Prints the model specifications of an object of class NAWRUmodel.

Usage

## S3 method for class 'NAWRUmodel'
print(x, call = TRUE, check = TRUE, ...)

Arguments

x

An object of class NAWRUmodel.

call

A logical. If TRUE, the call will be printed.

check

A logical. If TRUE, the model class will be checked.

...

Ignored.

Value

No return value, model information is printed.


Print TFPfit object

Description

Prints the model specifications and the estimation results of an object of class TFPfit.

Usage

## S3 method for class 'TFPfit'
print(x, ...)

Arguments

x

An object of class TFPfit.

...

Ignored.

Value

No return value, results are printed.


Print TFPmodel object

Description

Prints the model specifications of an object of class TFPmodel.

Usage

## S3 method for class 'TFPmodel'
print(x, call = TRUE, check = TRUE, ...)

Arguments

x

An object of class TFPmodel.

call

A logical. If TRUE, the call will be printed.

check

A logical.
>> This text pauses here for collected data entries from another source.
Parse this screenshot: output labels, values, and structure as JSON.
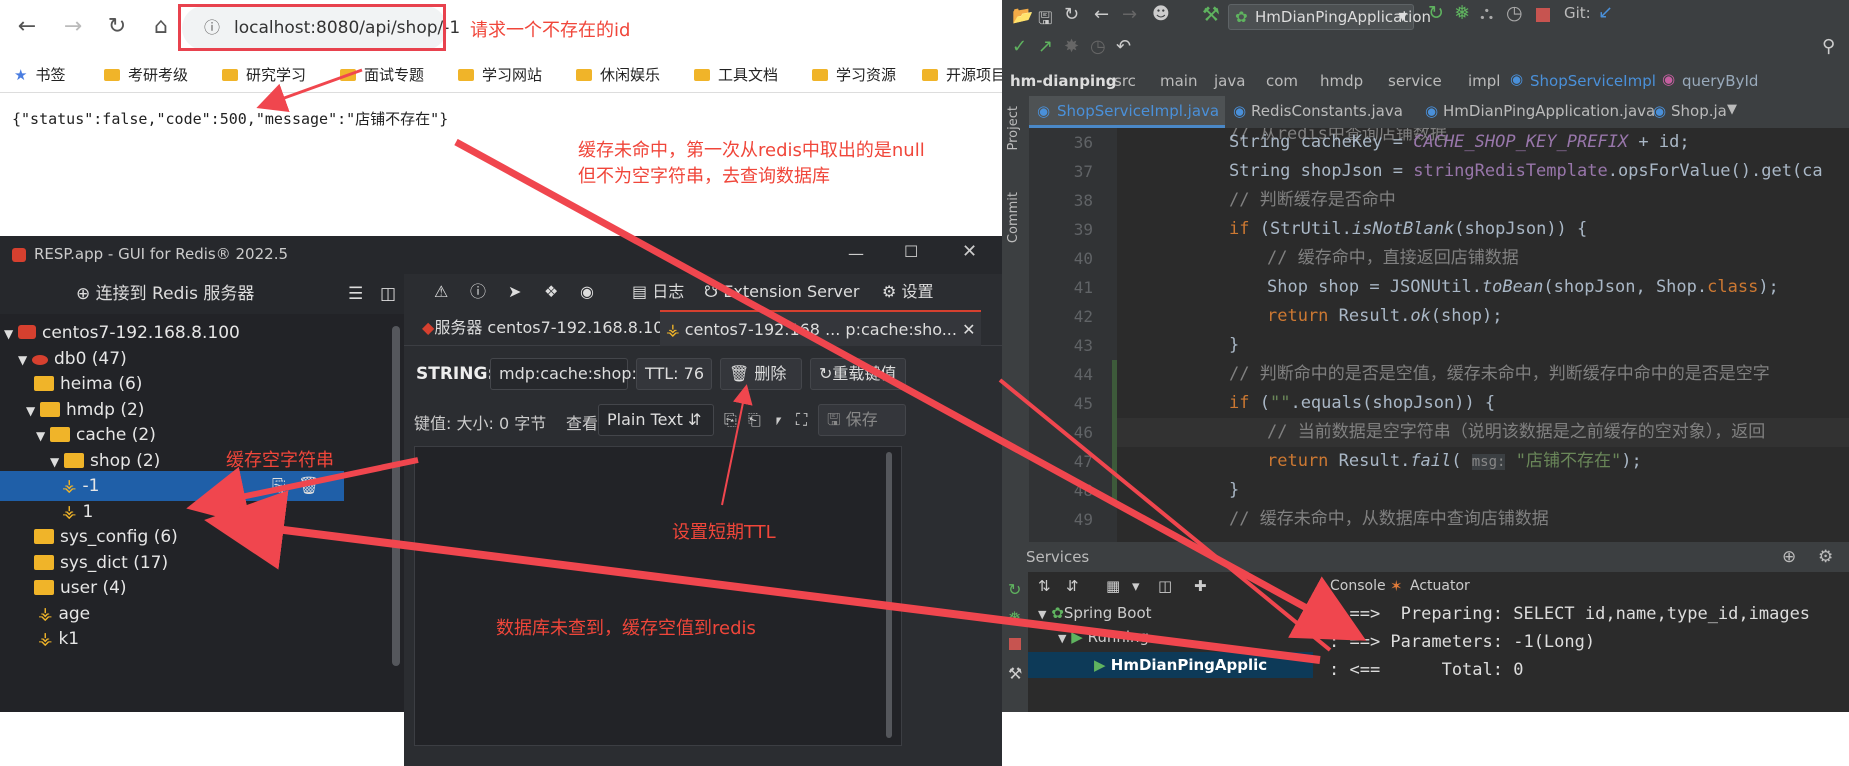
{
  "browser": {
    "url": "localhost:8080/api/shop/-1",
    "bookmarks": [
      "书签",
      "考研考级",
      "研究学习",
      "面试专题",
      "学习网站",
      "休闲娱乐",
      "工具文档",
      "学习资源",
      "开源项目"
    ],
    "body_text": "{\"status\":false,\"code\":500,\"message\":\"店铺不存在\"}"
  },
  "annotations": {
    "url_note": "请求一个不存在的id",
    "cache_miss_1": "缓存未命中，第一次从redis中取出的是null",
    "cache_miss_2": "但不为空字符串，去查询数据库",
    "cache_empty": "缓存空字符串",
    "short_ttl": "设置短期TTL",
    "db_miss": "数据库未查到，缓存空值到redis"
  },
  "resp": {
    "title": "RESP.app - GUI for Redis® 2022.5",
    "connect": "连接到 Redis 服务器",
    "toolbar": {
      "log": "日志",
      "ext": "Extension Server",
      "settings": "设置"
    },
    "tabs": [
      "服务器 centos7-192.168.8.100",
      "centos7-192.168 ... p:cache:sho..."
    ],
    "tree": [
      {
        "label": "centos7-192.168.8.100",
        "kind": "server",
        "level": 0
      },
      {
        "label": "db0  (47)",
        "kind": "db",
        "level": 1
      },
      {
        "label": "heima (6)",
        "kind": "folder",
        "level": 2
      },
      {
        "label": "hmdp (2)",
        "kind": "folder",
        "level": 2
      },
      {
        "label": "cache (2)",
        "kind": "folder",
        "level": 3
      },
      {
        "label": "shop (2)",
        "kind": "folder",
        "level": 4
      },
      {
        "label": "-1",
        "kind": "key",
        "level": 5,
        "selected": true
      },
      {
        "label": "1",
        "kind": "key",
        "level": 5
      },
      {
        "label": "sys_config (6)",
        "kind": "folder",
        "level": 2
      },
      {
        "label": "sys_dict (17)",
        "kind": "folder",
        "level": 2
      },
      {
        "label": "user (4)",
        "kind": "folder",
        "level": 2
      },
      {
        "label": "age",
        "kind": "key",
        "level": 2
      },
      {
        "label": "k1",
        "kind": "key",
        "level": 2
      }
    ],
    "type_label": "STRING:",
    "key_name": "mdp:cache:shop:",
    "ttl": "TTL:  76",
    "delete": "删除",
    "reload": "重载键值",
    "value_size": "键值: 大小:  0 字节",
    "view_label": "查看",
    "view_mode": "Plain Text",
    "save": "保存"
  },
  "ide": {
    "run_config": "HmDianPingApplication",
    "git": "Git:",
    "breadcrumb": [
      "hm-dianping",
      "src",
      "main",
      "java",
      "com",
      "hmdp",
      "service",
      "impl",
      "ShopServiceImpl",
      "queryById"
    ],
    "tabs": [
      "ShopServiceImpl.java",
      "RedisConstants.java",
      "HmDianPingApplication.java",
      "Shop.ja"
    ],
    "side": [
      "Project",
      "Commit"
    ],
    "line_numbers": [
      "36",
      "37",
      "38",
      "39",
      "40",
      "41",
      "42",
      "43",
      "44",
      "45",
      "46",
      "47",
      "48",
      "49"
    ],
    "services_title": "Services",
    "console_tabs": [
      "Console",
      "Actuator"
    ],
    "svc_tree": [
      "Spring Boot",
      "Running",
      "HmDianPingApplic"
    ],
    "console": [
      ": ==>  Preparing: SELECT id,name,type_id,images",
      ": ==> Parameters: -1(Long)",
      ": <==      Total: 0"
    ]
  }
}
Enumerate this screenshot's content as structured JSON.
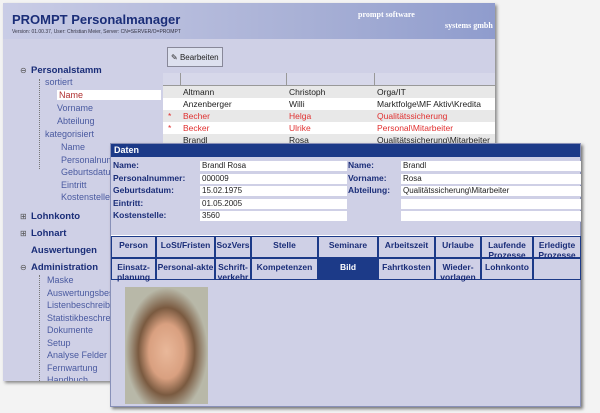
{
  "app": {
    "title": "PROMPT Personalmanager",
    "version": "Version: 01.00.37, User: Christian Meier, Server: CN=SERVER/O=PROMPT",
    "brand_top": "prompt software",
    "brand_bottom": "systems gmbh"
  },
  "sidebar": {
    "personalstamm": "Personalstamm",
    "sortiert": "sortiert",
    "sort_items": [
      "Name",
      "Vorname",
      "Abteilung"
    ],
    "kategorisiert": "kategorisiert",
    "kat_items": [
      "Name",
      "Personalnum",
      "Geburtsdatur",
      "Eintritt",
      "Kostenstelle"
    ],
    "lohnkonto": "Lohnkonto",
    "lohnart": "Lohnart",
    "auswertungen": "Auswertungen",
    "administration": "Administration",
    "admin_items": [
      "Maske",
      "Auswertungsbes",
      "Listenbeschreibu",
      "Statistikbeschreil",
      "Dokumente",
      "Setup",
      "Analyse Felder",
      "Fernwartung",
      "Handbuch"
    ]
  },
  "toolbar": {
    "edit_label": "Bearbeiten"
  },
  "list": {
    "rows": [
      {
        "star": "",
        "name": "Altmann",
        "vorname": "Christoph",
        "abteilung": "Orga/IT",
        "red": false
      },
      {
        "star": "",
        "name": "Anzenberger",
        "vorname": "Willi",
        "abteilung": "Marktfolge\\MF Aktiv\\Kredita",
        "red": false
      },
      {
        "star": "*",
        "name": "Becher",
        "vorname": "Helga",
        "abteilung": "Qualitätssicherung",
        "red": true
      },
      {
        "star": "*",
        "name": "Becker",
        "vorname": "Ulrike",
        "abteilung": "Personal\\Mitarbeiter",
        "red": true
      },
      {
        "star": "",
        "name": "Brandl",
        "vorname": "Rosa",
        "abteilung": "Qualitätssicherung\\Mitarbeiter",
        "red": false
      }
    ]
  },
  "dialog": {
    "title": "Daten",
    "left": [
      {
        "label": "Name:",
        "value": "Brandl Rosa"
      },
      {
        "label": "Personalnummer:",
        "value": "000009"
      },
      {
        "label": "Geburtsdatum:",
        "value": "15.02.1975"
      },
      {
        "label": "Eintritt:",
        "value": "01.05.2005"
      },
      {
        "label": "Kostenstelle:",
        "value": "3560"
      }
    ],
    "right": [
      {
        "label": "Name:",
        "value": "Brandl"
      },
      {
        "label": "Vorname:",
        "value": "Rosa"
      },
      {
        "label": "Abteilung:",
        "value": "Qualitätssicherung\\Mitarbeiter"
      },
      {
        "label": "",
        "value": ""
      },
      {
        "label": "",
        "value": ""
      }
    ],
    "tabs_row1": [
      "Person",
      "LoSt/Fristen",
      "SozVers",
      "Stelle",
      "Seminare",
      "Arbeitszeit",
      "Urlaube",
      "Laufende Prozesse",
      "Erledigte Prozesse"
    ],
    "tabs_row2": [
      "Einsatz-planung",
      "Personal-akte",
      "Schrift-verkehr",
      "Kompetenzen",
      "Bild",
      "Fahrtkosten",
      "Wieder-vorlagen",
      "Lohnkonto",
      ""
    ],
    "active_tab": "Bild"
  }
}
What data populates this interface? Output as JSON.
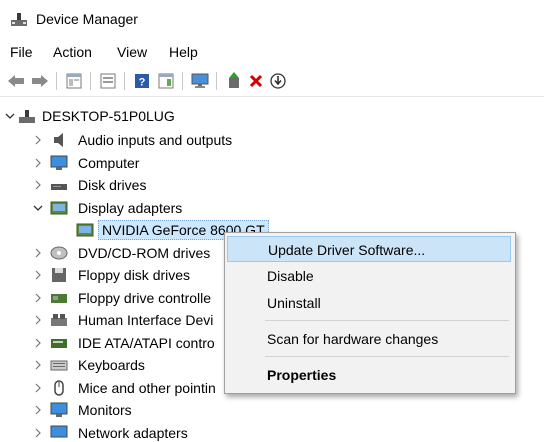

If TRUE, the model class will be checked.

...

Ignored.

Value

No return value, model information is printed.


Print gap object

Description

Prints the model specifications of an object of class gap.

Usage

## S3 method for class 'gap'
print(x, ...)

Arguments

x

An object of class gap.

...

Ignored.

Value

No return value, results are printed.


Trend anchor

Description

Computes the anchored trend given a fitted object of class NAWRUfit, TFPfit, or KuttnerFit.

Usage

trendAnchor(fit, anchor = NULL, h = NULL, returnFit = FALSE)

Arguments

fit

An object of class NAWRUfit, TFPfit, or KuttnerFit.

anchor

A numeric specifying the anchor value. If unspecified, anchor is taken from the object fit (if specified).

h

An integer specifying the anchor horizon in the frequency of the underlying model. If unspecified, h is taken from the object fit (if specified).

returnFit

A logical. If TRUE, an object of the same class as fit including the anchored trend is returned. If FALSE, only the anchored trend time series is returned.

Value

A fitted object if returnFit = TRUE or a time series with the anchored trend.

Examples

# define nawru model for France
data("gap")
tsList <- amecoData2input(gap$France)
model <- NAWRUmodel(tsl = tsList)

# estimate nawru model

f <- fit(model = model)

# compute anchored nawru
anchoredNawru <- trendAnchor(fit = f, anchor = 6.5, h = 10)


Find suitable trend specification

Description

Finds the most suitable trend model according to the BIC.

Usage

trendOptim(x, opt = c("RW1", "RW2", "DT"))

Arguments

x

A time series.

opt

A character vector with the trend models to be tested. The default is opt = c("RW1", "RW2", "DT").

Value

A character string with the chosen trend model.


Trend volatility measures

Description

Computes trend volatility measures.

Usage

trendVolaMeasures(tsOriginal, tsTrend, nDiff)

Arguments

tsOriginal

The original time series.

tsTrend

The trend time series.

nDiff

Integer indicating the order of differencing applied to the input series.

Value

A list containing the different measures.